La « fracture numérique » fait débat…

En effet, il m’a été reproché de sous-estimer le fait que des milliers de personnes en France ne peuvent accéder à internet, ne disposent ni d’ordinateur, ni de connexion. Bien entendu, c’est vrai. Et tout ce qui permettra de surmonter ces freins à l’accès est indispensable. Mais ce que j’ai voulu souligner, c’est le risque de se limiter à une approche par l’accès physique (que l’obstacle soit financier, générationnel ou géographique).


Pour prendre une image, à quoi cela sert-il d’installer des bibliothèques dans les quartiers, si les enfants sont en échec scolaire ? On peut bien sûr penser que l’existence de bibliothèques va contribuer à une appropriation de la lecture, à lutter contre l’échec scolaire. Mais nous savons que si cela fonctionne, c’est à la marge. Pour l’essentiel, ce sont les enfants déjà en maîtrise de la lecture qui profiteront des bibliothèques et de la facilité d’accès offerte. Alors, oui il faut construire des bibliothèques, mais ce travail sera d’autant plus payant que l’école jouera pleinement son rôle.

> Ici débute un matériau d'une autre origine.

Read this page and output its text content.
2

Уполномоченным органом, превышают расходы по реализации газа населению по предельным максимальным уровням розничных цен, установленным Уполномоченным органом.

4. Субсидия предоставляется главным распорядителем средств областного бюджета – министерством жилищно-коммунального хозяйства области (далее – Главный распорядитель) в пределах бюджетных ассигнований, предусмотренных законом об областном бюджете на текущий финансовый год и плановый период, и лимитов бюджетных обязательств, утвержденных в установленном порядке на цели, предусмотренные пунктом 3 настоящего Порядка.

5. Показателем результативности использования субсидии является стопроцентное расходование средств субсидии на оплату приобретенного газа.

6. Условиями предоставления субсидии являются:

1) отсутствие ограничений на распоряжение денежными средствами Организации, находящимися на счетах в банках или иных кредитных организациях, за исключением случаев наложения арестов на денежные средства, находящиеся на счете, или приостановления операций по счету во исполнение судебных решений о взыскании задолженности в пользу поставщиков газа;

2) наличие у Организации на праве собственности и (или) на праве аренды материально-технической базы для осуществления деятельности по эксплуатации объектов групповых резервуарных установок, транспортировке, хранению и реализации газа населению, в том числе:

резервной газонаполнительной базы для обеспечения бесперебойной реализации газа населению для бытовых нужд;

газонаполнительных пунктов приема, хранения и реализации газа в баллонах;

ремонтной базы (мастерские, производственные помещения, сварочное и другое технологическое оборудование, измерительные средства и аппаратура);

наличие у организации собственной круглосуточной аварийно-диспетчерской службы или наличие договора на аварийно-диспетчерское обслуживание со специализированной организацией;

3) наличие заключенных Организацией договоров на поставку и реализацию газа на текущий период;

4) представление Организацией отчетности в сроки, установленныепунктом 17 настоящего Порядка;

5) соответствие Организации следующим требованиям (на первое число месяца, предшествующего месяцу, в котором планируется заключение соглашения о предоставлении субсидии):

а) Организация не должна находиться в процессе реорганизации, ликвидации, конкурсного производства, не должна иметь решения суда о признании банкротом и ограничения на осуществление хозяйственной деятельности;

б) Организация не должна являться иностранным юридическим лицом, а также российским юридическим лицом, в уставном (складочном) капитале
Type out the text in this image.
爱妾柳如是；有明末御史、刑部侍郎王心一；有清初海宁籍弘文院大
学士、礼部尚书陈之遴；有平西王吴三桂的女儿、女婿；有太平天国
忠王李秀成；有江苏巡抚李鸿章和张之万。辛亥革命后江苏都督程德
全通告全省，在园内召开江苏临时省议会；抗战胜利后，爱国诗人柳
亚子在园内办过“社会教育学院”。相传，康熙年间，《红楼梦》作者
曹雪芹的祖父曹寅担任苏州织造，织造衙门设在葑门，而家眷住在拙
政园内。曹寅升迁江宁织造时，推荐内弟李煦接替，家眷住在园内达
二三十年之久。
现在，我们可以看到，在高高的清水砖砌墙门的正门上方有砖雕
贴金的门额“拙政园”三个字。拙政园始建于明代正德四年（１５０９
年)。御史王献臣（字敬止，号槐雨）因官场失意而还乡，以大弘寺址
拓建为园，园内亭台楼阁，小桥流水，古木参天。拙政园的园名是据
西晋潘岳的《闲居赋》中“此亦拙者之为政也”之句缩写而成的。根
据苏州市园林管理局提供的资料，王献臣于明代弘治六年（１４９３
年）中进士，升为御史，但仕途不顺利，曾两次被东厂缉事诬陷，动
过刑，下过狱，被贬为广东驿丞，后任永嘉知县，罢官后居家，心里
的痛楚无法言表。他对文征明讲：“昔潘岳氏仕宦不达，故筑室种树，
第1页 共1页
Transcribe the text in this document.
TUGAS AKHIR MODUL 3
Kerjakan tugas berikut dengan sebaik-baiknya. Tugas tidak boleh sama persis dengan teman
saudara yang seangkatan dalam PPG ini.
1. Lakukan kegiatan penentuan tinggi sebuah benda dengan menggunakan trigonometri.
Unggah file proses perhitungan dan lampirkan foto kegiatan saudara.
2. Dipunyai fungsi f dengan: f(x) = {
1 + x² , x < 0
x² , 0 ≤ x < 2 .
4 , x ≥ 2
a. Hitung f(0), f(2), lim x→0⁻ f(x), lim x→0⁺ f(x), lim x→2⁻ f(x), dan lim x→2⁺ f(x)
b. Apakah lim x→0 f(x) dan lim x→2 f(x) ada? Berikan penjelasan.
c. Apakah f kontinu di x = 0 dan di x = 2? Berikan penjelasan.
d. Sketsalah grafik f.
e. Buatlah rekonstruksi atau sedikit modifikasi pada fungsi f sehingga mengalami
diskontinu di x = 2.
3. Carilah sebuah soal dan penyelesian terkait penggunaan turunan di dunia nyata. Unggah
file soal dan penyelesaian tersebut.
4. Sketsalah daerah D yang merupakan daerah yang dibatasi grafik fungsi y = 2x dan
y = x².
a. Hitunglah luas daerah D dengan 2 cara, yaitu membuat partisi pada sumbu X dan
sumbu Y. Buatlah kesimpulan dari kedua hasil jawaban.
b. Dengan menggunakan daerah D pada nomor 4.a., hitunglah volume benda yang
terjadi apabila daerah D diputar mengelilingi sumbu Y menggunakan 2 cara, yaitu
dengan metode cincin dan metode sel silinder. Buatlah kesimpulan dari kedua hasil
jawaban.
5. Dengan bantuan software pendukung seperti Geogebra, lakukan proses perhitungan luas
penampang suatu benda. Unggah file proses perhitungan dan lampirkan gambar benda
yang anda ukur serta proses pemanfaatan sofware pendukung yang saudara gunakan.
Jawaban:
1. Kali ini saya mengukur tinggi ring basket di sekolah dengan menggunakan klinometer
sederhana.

C’est aussi vrai pour les TIC. Les penser en soi est vain. Les penser comme un atout pour accompagner des politiques sociales ou de formation, alors oui, elles peuvent jouer un rôle nouveau et considérable. N’a-t-on pas constaté que les logiciels de bureautique ne sont utilisés qu’entre 15 et 20% de leurs capacités en moyenne ? Pourquoi ? Les personnes utilisatrices ont pourtant « l’outil » à disposition. Mais on se rend compte que souvent, elles n’ont pas besoin des fonctionnalités avancées dans la représentation qu’elles se font de leur travail. La « fracture » est à qualifier comment dans ce cas ?

Je souhaitais, par cette approche un peu caricaturée, alerter sur un risque : celui de considérer que l’accès aux technologies créerait de fait de l'égalité, alors qu’au contraire, il risque paradoxalement d’amplifier les inégalités. Et je ne peux m’empêcher de mettre en rapport certains discours sur les savoirs minimum nécessaires : lire, écrire, compter et posséder le certificat informatique. Mais dans le même temps, le pouvoir sera encore du côté de ceux qui lisent Sophocle et font l’ENA. Et on a besoin du « certificat d’études informatiques » pour former de bons ouvriers.

En disant cela, je mesure la contradiction du propos. Les outils sont aussi de formidables vecteurs d’émancipation possible dans le travail. Une condition nécessaire pas suffisante. Une porte d’entrée à condition de bien voir qu’elle ne peut se suffire à elle-même.

Cela d’autant plus que les outils sont très loin d’être neutres sur les rapports sociaux, et ils modifient aussi l’organisation du travail en profondeur.